In comparison Hurricanes Katrina, Harvey, Maria, Sandy and Irma combined cost $497 billion.

Russia has already shown they can take out large swaths of an electrical grid.

 

America's energy grid is probably the most vulnerable. And Russia has the patience to conduct long-term cyber reconnaissance. Millions of Texans lost their power when winter storm Uri hit the state and knocked out coal, natural gas and nuclear plants.

 

On December 23, 2015, the malware BlackEnergy was used against Ukraine and took out power to over 750,000 homes, shut down three power plant and two back-up plants and caused chaos and mass confusion for days.

Russia's fingerprints won't be directly tied to the attack. It will be blamed on unknown criminal actors that Russia will condemn while they proclaim that they too have been victimized by cyber attacks originating from the United States.

Control of the narrative is a Russian staple in cyber attacks.

Another vulnerable area ripe for targeting is our dependence on satellites. From GPS to communications to farming, the constellation of orbiting technology has long been an Achilles-heel for our military as well.

In November of 2021, Russia tested an anti-satellite weapon against one of their own decommissioned satellites. The result was a field debris that endangered the International Space Station.

GPS satellites provide information for farmers to map out their fields and harvest more efficiently. Emergency services like police, fire, and EMS, rely on GPS directions for a variety of public safety functions. Even the ability to hop in your car and fire up your favorite driving app would be rendered moot.

The biggest consumer of GPS data is the United States military. From unmanned aerial vehicles to smart bombs, to jet fighters and refueling tankers, to soldiers and Marines on the ground, access to accurate GPS data is a mission critical requirement.

Russian and China are actively developing and deploying technology to '…jam GPS and communications satellites.' From destroying satellites to interfering with them, our reliance on GPS is concerning.

Equally concerning is the prospect of a targeted electromagnetic pulse (EMP) attack. This type of attack would severely blind the eyes and ears of our intelligence collection capabilities.

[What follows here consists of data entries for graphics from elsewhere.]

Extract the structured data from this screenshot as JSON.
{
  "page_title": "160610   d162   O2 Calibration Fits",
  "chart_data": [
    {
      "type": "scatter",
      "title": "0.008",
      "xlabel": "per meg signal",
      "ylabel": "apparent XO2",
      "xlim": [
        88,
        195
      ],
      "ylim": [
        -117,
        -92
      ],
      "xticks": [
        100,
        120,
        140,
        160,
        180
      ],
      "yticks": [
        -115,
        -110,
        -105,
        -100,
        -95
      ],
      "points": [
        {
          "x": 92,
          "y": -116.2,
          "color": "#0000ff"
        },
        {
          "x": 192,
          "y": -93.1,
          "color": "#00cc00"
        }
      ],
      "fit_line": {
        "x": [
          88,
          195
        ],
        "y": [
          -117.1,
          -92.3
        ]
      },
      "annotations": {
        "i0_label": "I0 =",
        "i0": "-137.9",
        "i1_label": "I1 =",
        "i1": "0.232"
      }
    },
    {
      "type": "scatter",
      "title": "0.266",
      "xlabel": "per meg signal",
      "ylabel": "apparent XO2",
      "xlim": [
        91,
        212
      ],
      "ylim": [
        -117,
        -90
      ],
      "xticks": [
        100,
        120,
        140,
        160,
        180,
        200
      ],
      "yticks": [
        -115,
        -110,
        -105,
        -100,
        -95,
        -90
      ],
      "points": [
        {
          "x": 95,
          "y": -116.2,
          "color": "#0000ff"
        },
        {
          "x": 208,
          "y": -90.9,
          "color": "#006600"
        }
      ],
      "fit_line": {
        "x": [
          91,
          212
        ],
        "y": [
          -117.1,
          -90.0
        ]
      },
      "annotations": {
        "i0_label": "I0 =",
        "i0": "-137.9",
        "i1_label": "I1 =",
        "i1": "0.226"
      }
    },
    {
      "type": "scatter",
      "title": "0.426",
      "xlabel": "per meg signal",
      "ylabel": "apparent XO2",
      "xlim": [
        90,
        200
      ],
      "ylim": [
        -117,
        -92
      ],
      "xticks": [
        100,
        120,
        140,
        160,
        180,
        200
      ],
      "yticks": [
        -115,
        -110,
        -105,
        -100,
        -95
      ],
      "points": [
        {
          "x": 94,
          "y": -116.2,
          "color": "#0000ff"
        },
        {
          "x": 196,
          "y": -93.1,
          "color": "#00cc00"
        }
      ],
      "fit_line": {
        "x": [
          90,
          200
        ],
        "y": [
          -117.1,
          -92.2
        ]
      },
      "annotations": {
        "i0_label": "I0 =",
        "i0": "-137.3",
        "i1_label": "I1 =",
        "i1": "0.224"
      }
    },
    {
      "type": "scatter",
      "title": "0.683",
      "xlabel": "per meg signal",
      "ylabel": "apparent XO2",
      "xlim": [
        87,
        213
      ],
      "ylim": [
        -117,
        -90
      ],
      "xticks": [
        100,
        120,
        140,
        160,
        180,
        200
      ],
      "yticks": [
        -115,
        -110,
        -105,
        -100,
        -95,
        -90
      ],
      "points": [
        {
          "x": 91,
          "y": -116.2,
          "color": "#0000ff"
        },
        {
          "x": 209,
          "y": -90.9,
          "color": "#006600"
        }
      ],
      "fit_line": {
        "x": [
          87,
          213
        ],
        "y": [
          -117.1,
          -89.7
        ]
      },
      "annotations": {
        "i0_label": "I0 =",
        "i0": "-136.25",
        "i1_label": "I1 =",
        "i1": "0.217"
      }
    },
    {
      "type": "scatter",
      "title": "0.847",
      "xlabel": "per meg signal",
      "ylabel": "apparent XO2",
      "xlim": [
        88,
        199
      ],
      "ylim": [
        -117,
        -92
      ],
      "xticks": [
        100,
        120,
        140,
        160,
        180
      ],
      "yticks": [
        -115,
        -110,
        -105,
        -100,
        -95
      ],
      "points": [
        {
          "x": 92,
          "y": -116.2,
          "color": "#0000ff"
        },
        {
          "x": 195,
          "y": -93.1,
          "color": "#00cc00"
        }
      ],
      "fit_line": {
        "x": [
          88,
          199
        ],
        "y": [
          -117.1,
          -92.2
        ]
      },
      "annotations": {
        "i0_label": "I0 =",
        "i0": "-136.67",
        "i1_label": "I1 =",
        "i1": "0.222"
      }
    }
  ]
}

A nuclear explosion at a high altitude would generate a mammoth electromagnetic pulse over 1000 miles that could fry every electronic component. What would happen to our power grid, for example?

According to a study by Oak Ridge National Labs, the collapse of our power system could impact 130 million Americans, require 4 to 10 years to fully recover and impose economic costs of $1 to $2 trillion.

The targets won't just be the continental United States, Alaska, or Hawaii.

It will include places where the United States has a military or intelligence presence. For example, Pine Gap in Australia. The loss of intelligence collection and analysis capabilities there would impact military operations against terrorism, prevent the used of drones, and lose our ability for early-warning detection of missile launches from Russia, China, Iran and North Korea for example.

The number of adversaries capable of conducting and EMP attack is growing, not diminishing. EMP attacks are included in the military doctrines of China, Russia, Iran and North Korea.

From Ireland to Iceland to Indonesia, Russia has been mapping out undersea cables that carry vital traffic for all types of commerce, banking, sensitive communications, and more.

Any threats to cut off Russia from the rest of the world could result in Russia cutting off the rest of the world as well.

There are additional targets for Russia and their cold war doctrine that are too numerous to mention in a single article.

However, another consequence of a disruption has become the dependency on technology the public and government have, and what happens when access is interrupted. A recent survey showed what might happen.

'The survey — commissioned by HMD Global, the home of Nokia phones, and conducted by OnePoll — found 55 percent of respondents believe running out of battery power is a 'nightmare scenario.' One in eight people claim that a dying battery actually gives them anxiety.'

Maybe this is the nightmare scenario that will get the attention that a new cold war deserves. We cannot afford to repeat the mistakes of the past.